これらの要素を発表にも取り入れるべきだと考えています。そのため、スライドに細かい文字が羅列している場合には、「ジャパネットじゃないねぇ」と指摘し、シンプルな図表やビジュアルを活用するよう指導します。また、発表原稿を棒読みしている場合には、抑揚をつけたり、重要な部分で間を取ったりして、伝えたいポイントを強調する話し方を身につけるようアドバイスしています。

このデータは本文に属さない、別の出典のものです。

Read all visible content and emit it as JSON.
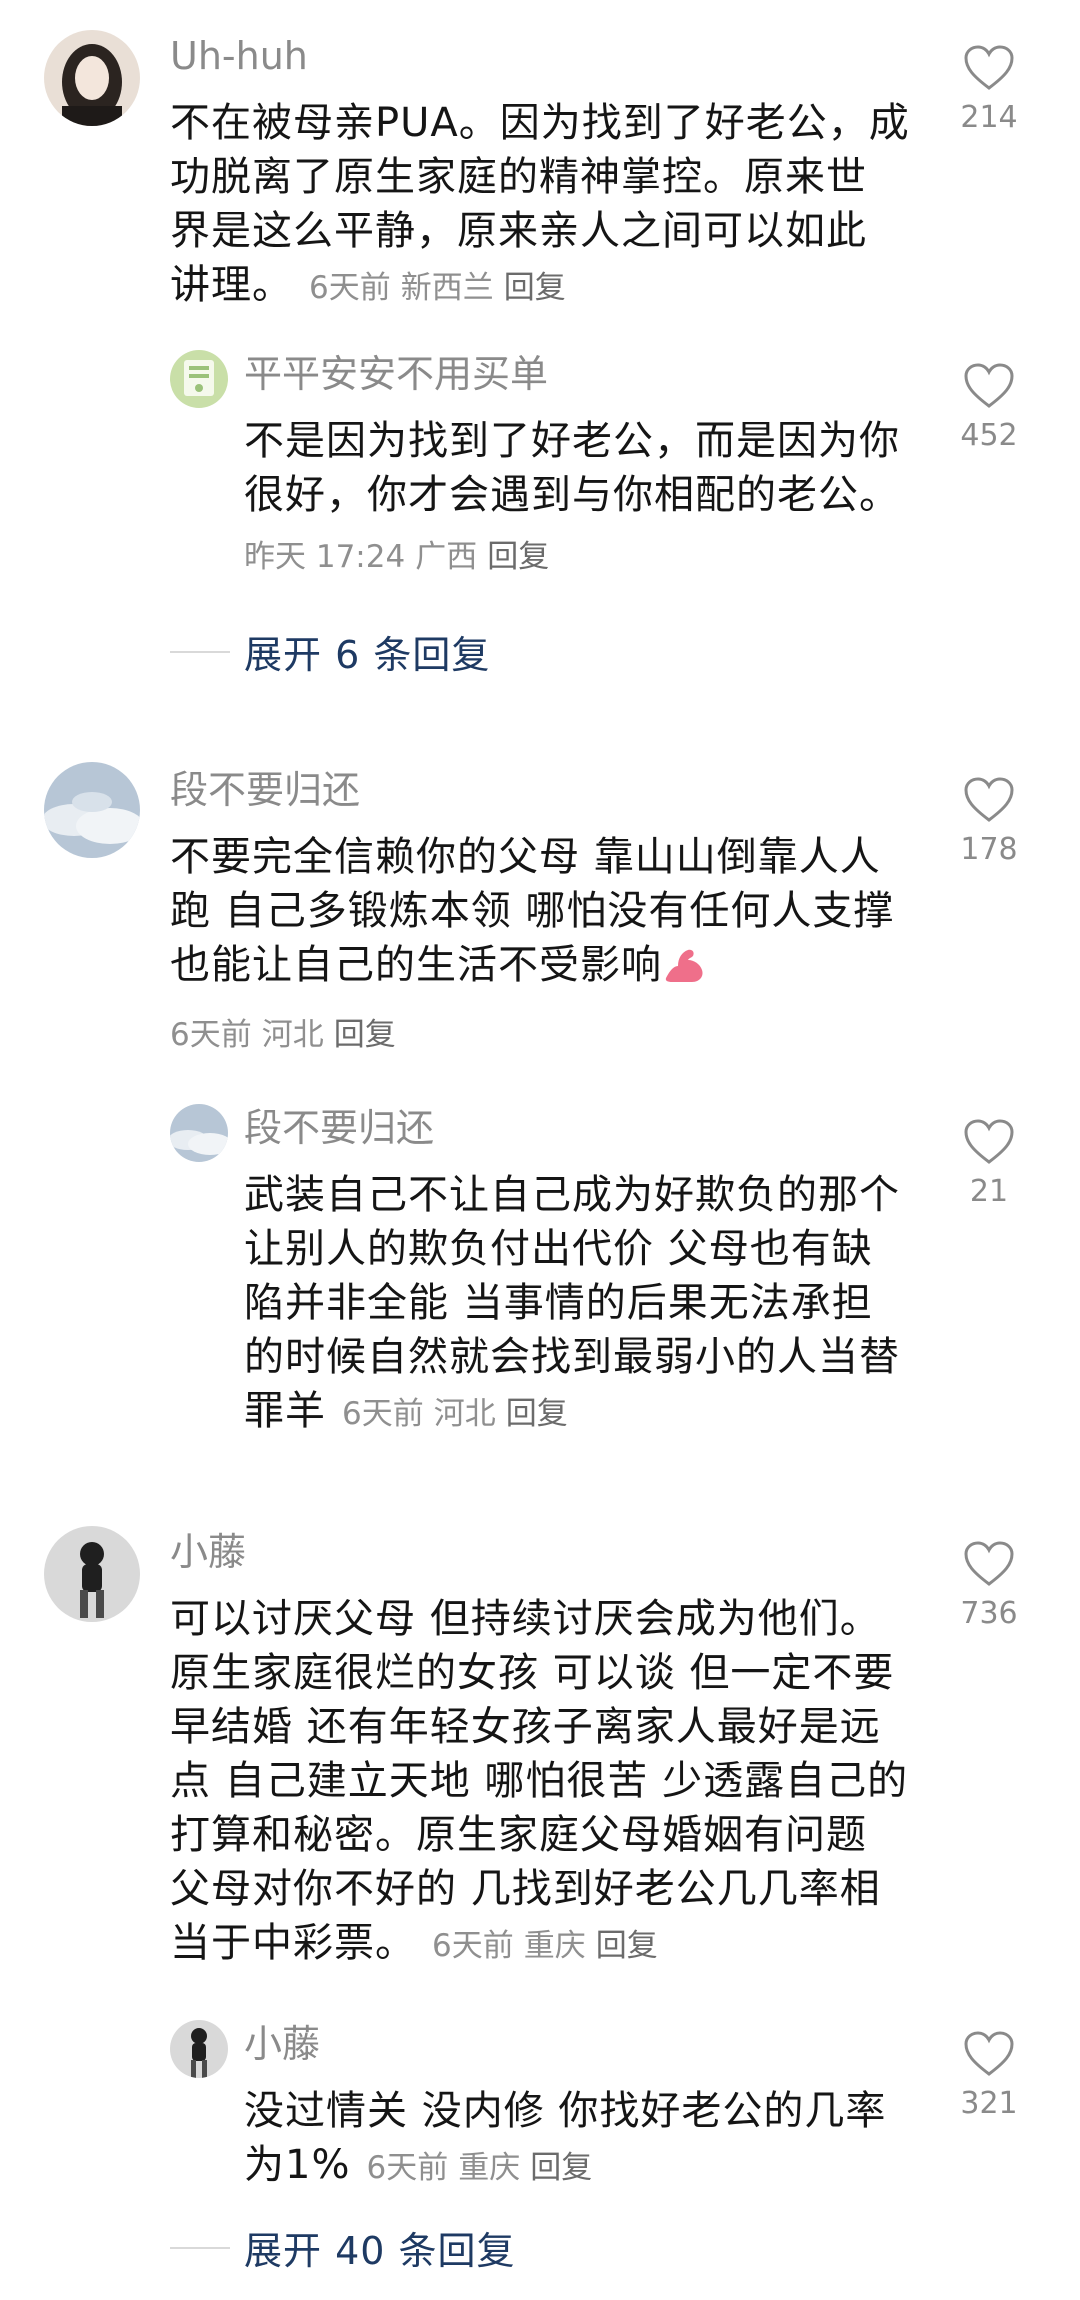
{
  "comments": [
    {
      "user": "Uh-huh",
      "text_lines": [
        "不在被母亲PUA。因为找到了好老公，成",
        "功脱离了原生家庭的精神掌控。原来世",
        "界是这么平静，原来亲人之间可以如此",
        "讲理。"
      ],
      "time": "6天前",
      "location": "新西兰",
      "reply_label": "回复",
      "likes": "214",
      "replies": [
        {
          "user": "平平安安不用买单",
          "text_lines": [
            "不是因为找到了好老公，而是因为你",
            "很好，你才会遇到与你相配的老公。"
          ],
          "time": "昨天 17:24",
          "location": "广西",
          "reply_label": "回复",
          "likes": "452"
        }
      ],
      "expand_label": "展开 6 条回复"
    },
    {
      "user": "段不要归还",
      "text_lines": [
        "不要完全信赖你的父母 靠山山倒靠人人",
        "跑 自己多锻炼本领 哪怕没有任何人支撑",
        "也能让自己的生活不受影响"
      ],
      "emoji": "flexed-biceps-icon",
      "time": "6天前",
      "location": "河北",
      "reply_label": "回复",
      "likes": "178",
      "replies": [
        {
          "user": "段不要归还",
          "text_lines": [
            "武装自己不让自己成为好欺负的那个",
            "让别人的欺负付出代价 父母也有缺",
            "陷并非全能 当事情的后果无法承担",
            "的时候自然就会找到最弱小的人当替",
            "罪羊"
          ],
          "time": "6天前",
          "location": "河北",
          "reply_label": "回复",
          "likes": "21"
        }
      ]
    },
    {
      "user": "小藤",
      "text_lines": [
        "可以讨厌父母 但持续讨厌会成为他们。",
        "原生家庭很烂的女孩 可以谈 但一定不要",
        "早结婚 还有年轻女孩子离家人最好是远",
        "点 自己建立天地 哪怕很苦 少透露自己的",
        "打算和秘密。原生家庭父母婚姻有问题",
        "父母对你不好的 几找到好老公几几率相",
        "当于中彩票。"
      ],
      "time": "6天前",
      "location": "重庆",
      "reply_label": "回复",
      "likes": "736",
      "replies": [
        {
          "user": "小藤",
          "text_lines": [
            "没过情关 没内修 你找好老公的几率",
            "为1%"
          ],
          "time": "6天前",
          "location": "重庆",
          "reply_label": "回复",
          "likes": "321"
        }
      ],
      "expand_label": "展开 40 条回复"
    }
  ],
  "colors": {
    "username": "#8a8a8a",
    "text": "#151515",
    "meta": "#8f8f8f",
    "expand": "#1e3a63"
  },
  "icons": {
    "like": "heart-outline-icon"
  }
}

「ジャパネットたかた」のCMを真似る感覚で発表を作ると、聞き手が視覚・聴覚・体感覚のすべてを通じてメッセージを受け取りやすくなり、印象に残る発表が実現できます。このように、聞き手の感覚に訴えるバランス感覚を意識することが、効果的な発表の鍵となるのです。
相手が知りたい情報を優先する
地方会での発表では、「自分が伝えたいこと」ではなく、「相手が知りたいこと」を優先することが重要です。NLPの『知覚位置(Perceptual Position)』を活用することで、相手の視点を意識した発表が可能になります。
知覚位置(Perceptual Position)とは?
知覚位置とは、物事を3つの視点から捉えることで、より深い理解を得るための手法です。
1. 第一ポジション(自分視点)
自分が伝えたい内容や主張を整理します。
例: 「この新しい診断法は、私たちの研究で有効性が確認されています」。
2. 第二ポジション(相手視点)
聞き手が知りたい情報や解決したい課題に焦点を当てます。
例: 「この診断法を使うと、忙しい外来でも迅速に診断が可能になります」。
3. 第三ポジション(俯瞰視点)
発表全体のバランスや、全体像の中での意義を意識します。
例: 「この診断法は、他の治療プロセスとどう連携するのか?」、「医療経済的な視点はどうか」、「医療全体にどんなインパクトを与えるのか」といった全体的な問いに応える。
発表の成功は「等身大」と「視点の転換」が鍵
地方会での発表は、聞き手に「この人の話は参考になる」と思ってもらえるかどうかがすべてです。そのためには、聞き手の優位感覚(VAK)に合わせたスライド作成と、相手視点に立った構成が必要です。そして何よりも、「泥臭い現場のリアル」をありのまま伝え、自分たちの等身大の姿を見せることが、信頼感を生む鍵となります。
次回の地方会では、ぜひこれらの方法を試し、聞き手の反応を観察してみてください。「この発表は一味違う」と思わせることができたなら、それは成功への第一歩となるはずです。